Born in Wichita, Kansas, Mr. Koester sold records from his dorm room at St. Louis University before dropping out and, with a partner, starting the Blue Note record shop in that city in 1952. “We stole the Blue Note label logo for our sign,” he once told the Chicago Sun-Times.
He struck out for Chicago in 1958 after founding Delmark Records about five years earlier. The label recorded stars including Wells, Williams, Otis Rush and Magic Sam. It also reissued music by artists including Dinah Washington and produced the avant-garde jazz artists of the Association for the Advancement of Creative Musicians.
“Bob Koester was the first person to issue any record by the AACM,” said jazz critic Howard Mandel, president of the Jazz Journalists Association.
Mandel said the AACM’s style wasn’t Mr.

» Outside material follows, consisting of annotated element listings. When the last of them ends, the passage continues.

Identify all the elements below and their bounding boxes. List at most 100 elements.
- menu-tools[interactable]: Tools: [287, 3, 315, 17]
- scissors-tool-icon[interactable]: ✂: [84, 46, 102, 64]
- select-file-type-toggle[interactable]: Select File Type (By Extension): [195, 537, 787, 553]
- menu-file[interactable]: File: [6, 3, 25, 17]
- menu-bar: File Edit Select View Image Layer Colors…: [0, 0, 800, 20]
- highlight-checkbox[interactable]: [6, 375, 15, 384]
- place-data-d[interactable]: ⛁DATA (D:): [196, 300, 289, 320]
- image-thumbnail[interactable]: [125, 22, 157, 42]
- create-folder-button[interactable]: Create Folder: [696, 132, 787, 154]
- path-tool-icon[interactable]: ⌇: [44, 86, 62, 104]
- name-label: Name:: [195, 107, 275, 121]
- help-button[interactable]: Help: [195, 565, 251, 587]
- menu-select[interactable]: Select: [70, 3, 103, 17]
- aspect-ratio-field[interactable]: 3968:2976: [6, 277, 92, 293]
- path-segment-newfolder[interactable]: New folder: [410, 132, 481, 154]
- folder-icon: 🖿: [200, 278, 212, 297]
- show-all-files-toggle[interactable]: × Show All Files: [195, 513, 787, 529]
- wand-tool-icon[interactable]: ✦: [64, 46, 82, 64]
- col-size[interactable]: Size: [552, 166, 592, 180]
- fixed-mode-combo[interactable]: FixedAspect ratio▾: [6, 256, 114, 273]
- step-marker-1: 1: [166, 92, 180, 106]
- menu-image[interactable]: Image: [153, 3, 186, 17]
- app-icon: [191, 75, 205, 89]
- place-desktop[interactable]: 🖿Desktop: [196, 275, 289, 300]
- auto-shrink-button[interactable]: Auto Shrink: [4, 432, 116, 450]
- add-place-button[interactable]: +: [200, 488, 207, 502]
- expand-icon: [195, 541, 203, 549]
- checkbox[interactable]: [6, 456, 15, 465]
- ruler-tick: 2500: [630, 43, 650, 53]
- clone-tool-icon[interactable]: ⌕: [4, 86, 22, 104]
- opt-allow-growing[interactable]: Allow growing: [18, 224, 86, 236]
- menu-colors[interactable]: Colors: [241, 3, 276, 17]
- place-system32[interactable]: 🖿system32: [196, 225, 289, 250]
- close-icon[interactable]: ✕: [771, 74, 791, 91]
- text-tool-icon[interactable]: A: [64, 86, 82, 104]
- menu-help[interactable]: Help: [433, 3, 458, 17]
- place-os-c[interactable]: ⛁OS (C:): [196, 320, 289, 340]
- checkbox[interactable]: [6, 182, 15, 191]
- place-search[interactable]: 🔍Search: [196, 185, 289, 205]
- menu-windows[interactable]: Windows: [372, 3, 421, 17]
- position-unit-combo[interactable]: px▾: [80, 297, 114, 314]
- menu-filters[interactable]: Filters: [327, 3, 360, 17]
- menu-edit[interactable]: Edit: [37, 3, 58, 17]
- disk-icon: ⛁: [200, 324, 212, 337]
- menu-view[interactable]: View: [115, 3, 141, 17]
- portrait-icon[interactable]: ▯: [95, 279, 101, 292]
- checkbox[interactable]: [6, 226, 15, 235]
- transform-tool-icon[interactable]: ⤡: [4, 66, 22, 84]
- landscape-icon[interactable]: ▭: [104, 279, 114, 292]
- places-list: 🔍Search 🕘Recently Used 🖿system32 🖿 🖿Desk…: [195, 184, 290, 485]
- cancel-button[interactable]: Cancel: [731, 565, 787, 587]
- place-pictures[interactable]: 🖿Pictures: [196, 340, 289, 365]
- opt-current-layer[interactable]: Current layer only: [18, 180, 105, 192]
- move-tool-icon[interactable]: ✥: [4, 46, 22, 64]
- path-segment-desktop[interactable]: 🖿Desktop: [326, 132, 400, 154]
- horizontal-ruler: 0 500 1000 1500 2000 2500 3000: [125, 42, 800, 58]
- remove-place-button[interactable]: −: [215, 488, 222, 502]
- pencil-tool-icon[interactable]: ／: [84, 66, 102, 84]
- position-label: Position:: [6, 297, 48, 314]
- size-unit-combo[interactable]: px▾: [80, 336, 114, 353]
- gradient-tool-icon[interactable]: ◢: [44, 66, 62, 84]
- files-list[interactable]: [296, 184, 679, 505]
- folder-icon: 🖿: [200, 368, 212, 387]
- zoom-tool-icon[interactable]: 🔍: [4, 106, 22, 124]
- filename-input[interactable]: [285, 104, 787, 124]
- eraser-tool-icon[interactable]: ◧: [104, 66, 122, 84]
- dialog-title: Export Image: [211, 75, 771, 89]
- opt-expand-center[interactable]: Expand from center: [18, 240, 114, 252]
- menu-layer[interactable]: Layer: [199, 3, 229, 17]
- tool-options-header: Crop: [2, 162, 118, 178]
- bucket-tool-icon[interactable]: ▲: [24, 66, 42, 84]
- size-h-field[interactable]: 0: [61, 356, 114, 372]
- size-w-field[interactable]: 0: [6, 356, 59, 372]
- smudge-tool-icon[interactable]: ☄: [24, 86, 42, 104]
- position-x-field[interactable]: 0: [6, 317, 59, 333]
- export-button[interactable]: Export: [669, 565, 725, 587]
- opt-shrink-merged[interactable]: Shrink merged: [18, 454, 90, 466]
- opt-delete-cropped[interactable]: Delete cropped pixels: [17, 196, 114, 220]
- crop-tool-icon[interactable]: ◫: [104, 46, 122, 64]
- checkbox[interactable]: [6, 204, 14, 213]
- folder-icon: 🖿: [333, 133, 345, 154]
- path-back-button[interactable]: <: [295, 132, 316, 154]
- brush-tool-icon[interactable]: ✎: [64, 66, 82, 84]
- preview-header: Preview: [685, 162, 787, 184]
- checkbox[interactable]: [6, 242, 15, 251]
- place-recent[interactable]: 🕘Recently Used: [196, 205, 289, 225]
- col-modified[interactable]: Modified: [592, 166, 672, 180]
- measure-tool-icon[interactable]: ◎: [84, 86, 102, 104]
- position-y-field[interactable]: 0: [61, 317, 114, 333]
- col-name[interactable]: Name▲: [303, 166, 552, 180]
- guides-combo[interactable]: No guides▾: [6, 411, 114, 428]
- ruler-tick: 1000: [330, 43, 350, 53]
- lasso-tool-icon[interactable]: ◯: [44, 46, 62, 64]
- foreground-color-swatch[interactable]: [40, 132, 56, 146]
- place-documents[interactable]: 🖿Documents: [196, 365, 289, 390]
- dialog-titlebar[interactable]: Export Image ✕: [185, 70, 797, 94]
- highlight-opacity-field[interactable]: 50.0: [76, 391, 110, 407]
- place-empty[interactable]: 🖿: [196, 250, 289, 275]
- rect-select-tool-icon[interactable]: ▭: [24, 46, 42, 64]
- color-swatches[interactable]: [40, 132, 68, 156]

Koester’s favorite, but “he believed in what they were doing . . . Bob was not doing this thinking he was going to make money. He believed there was music happening in Chicago that he could really launch.”
Mr. Koester sold Delmark in 2018.
He knew plenty of jazz greats and a few rock legends. Jimmy Page of Led Zeppelin and Bryan Ferry were among those who dropped in.
And he’d talk of how he was responsible for the name of Iggy Pop’s band, the Stooges, telling people that one night when the singer was staying with him he awoke to find Pop and his buddies playing loud music and bouncing off the furniture. As The New York Times later wrote, he threw them out, shouting, “You guys are a bunch of stooges.”
He allowed that he could be irascible. He’d admonish customers to close the door so the heat wouldn’t escape.
A fan of classic movies, he’d invite friends over for screenings from his extensive film collection.
“I wanted to be a movie cameraman, but I got seduced by the music,” he once said.
Mr. Koester was a member of the Blues Hall of Fame but didn’t let that go to his head.
Asked about his legacy, he’d say, “I recognized good talent when I heard it,” according to his friend John Holden.
In addition to his wife and son, Mr. Koester is survived by his daughter Kate, brother Tom and two grandchildren.